'Red, you're at it again!" I yell admiringly from the main path. He is fashioning long, deep trenches between pyramidal mounds of dirt. The universe at large, and the plots in particular, would be duller if Red didn't keep doing this - though I don't understand why he does. The sowing and planting days of spring are a long way off. Yet he delves and heaves with a will, as if he can't bear to let the soil settle for even a day.
"Yup." Then: "They tell me," he says - stooping over one of his valleys of black earth - "that China is down there somewhere. I want to find out what he's up to!"
I can't help liking Red's humor. It is extremely gentle and, like naive art, deceptively simple.
One day last week, he was clearing up rubbish: miscellaneous lengths of wood, sheets of this, jumbles of that. He is a magpie of the "may be useful one day" kind. But though he continually reorganizes it, his plot never quite arrives at immaculate order. "Just sorting the clutter," he says. Then: "You know, if I get this job finished, people walking by will start asking, 'Where's Red's plot gone?' "
I am discovering that almost as many species of humor flourish on the allotments as plants. Tommy, for instance, is a fund of humor. Some of his stories are like root crops - a bit earthy, but not filthy. They have native Glasgow wit.
Then there's blatant sock-it-to-you humor, as when the dog was sniffing one of Big Ted's buckets, filled with something indescribable. "What on earth's in there?" I asked. Ted and Dan were on the bench outside Ted's hut, effectively impersonating two old gaffers.
Dan grinned. "Show him, Ted."
"Them's old rhubarb leaves," Ted said. "I let 'em sit there, and they get good and rich.

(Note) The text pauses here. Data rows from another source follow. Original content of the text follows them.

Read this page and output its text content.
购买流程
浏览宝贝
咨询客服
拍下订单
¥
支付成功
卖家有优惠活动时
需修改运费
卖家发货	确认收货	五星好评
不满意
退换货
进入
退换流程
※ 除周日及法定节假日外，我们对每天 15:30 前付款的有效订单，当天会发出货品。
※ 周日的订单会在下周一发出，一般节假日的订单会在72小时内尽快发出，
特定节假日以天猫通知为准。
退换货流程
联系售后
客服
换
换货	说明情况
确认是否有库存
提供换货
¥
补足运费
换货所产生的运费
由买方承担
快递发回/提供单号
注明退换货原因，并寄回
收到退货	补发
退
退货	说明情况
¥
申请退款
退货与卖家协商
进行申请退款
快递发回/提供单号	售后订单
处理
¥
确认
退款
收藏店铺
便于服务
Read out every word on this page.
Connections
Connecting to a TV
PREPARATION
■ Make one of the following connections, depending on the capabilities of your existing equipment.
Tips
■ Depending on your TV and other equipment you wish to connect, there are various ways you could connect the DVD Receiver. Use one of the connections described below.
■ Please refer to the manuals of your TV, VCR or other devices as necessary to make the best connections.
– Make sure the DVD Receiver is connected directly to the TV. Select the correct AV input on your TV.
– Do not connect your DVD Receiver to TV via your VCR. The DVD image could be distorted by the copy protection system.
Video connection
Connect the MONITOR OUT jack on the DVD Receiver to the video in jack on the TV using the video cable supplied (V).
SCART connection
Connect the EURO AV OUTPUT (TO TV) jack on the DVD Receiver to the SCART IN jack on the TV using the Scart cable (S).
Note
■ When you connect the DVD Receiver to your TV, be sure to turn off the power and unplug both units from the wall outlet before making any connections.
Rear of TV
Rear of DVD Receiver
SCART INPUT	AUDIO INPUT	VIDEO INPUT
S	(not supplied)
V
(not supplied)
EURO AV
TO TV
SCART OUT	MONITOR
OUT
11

I water my cabbages with 'em. Does wonders. 'Ere." He stuck in a stick, stirred, and held it to my nose. "Sniff that!"
I did. I reeled back, gasping and spluttering. "Aw! That's unbelievable! Pooh! Phowah!"
The gaffers rolled about laughing. A week later they were still laughing about it.
Joe Gallagher is just across from Ted. He moseyed up one morning when I was talking to Ted. I asked Joe what he thought of Ted's plot.
"It's terrible," he replied with deep Irish emphasis. "He hasn't a clue. Not a clue!" A mischievous chuckle escaped his teeth.
"And Joe's plot," said Ted with mock disapproval. "Just look at it! Everything's in straight rows! He measures everything! Me, I just plant things any old how." On good terms, these two.
Modesty is an essential here, and laughing at yourself is the warmest degree of allotment humor.
Neil described one day how he digs his potatoes. "Like this," he said, flopping his hands about, "I like to do it quietly, just like a mole." I thought: "Yes. You can find yourself funny. Good."
Nurse Elizabeth can, too, and the patch of wild nature she sanguinely calls her plot. She told me her daughter amused herself by touring all the plots, counting "which are in a worse state than mine. She came back the other day and said: 'There are five worse than yours, Mum.' "
Joe has no reason for modesty about his plot, but one of his favorite (subtly self-deprecating) jokes is: "Well, I've taught you all I know, and still you know nothing!"
It's hard to argue with that.
* A weekly series about a municipal garden in Glasgow, Scotland.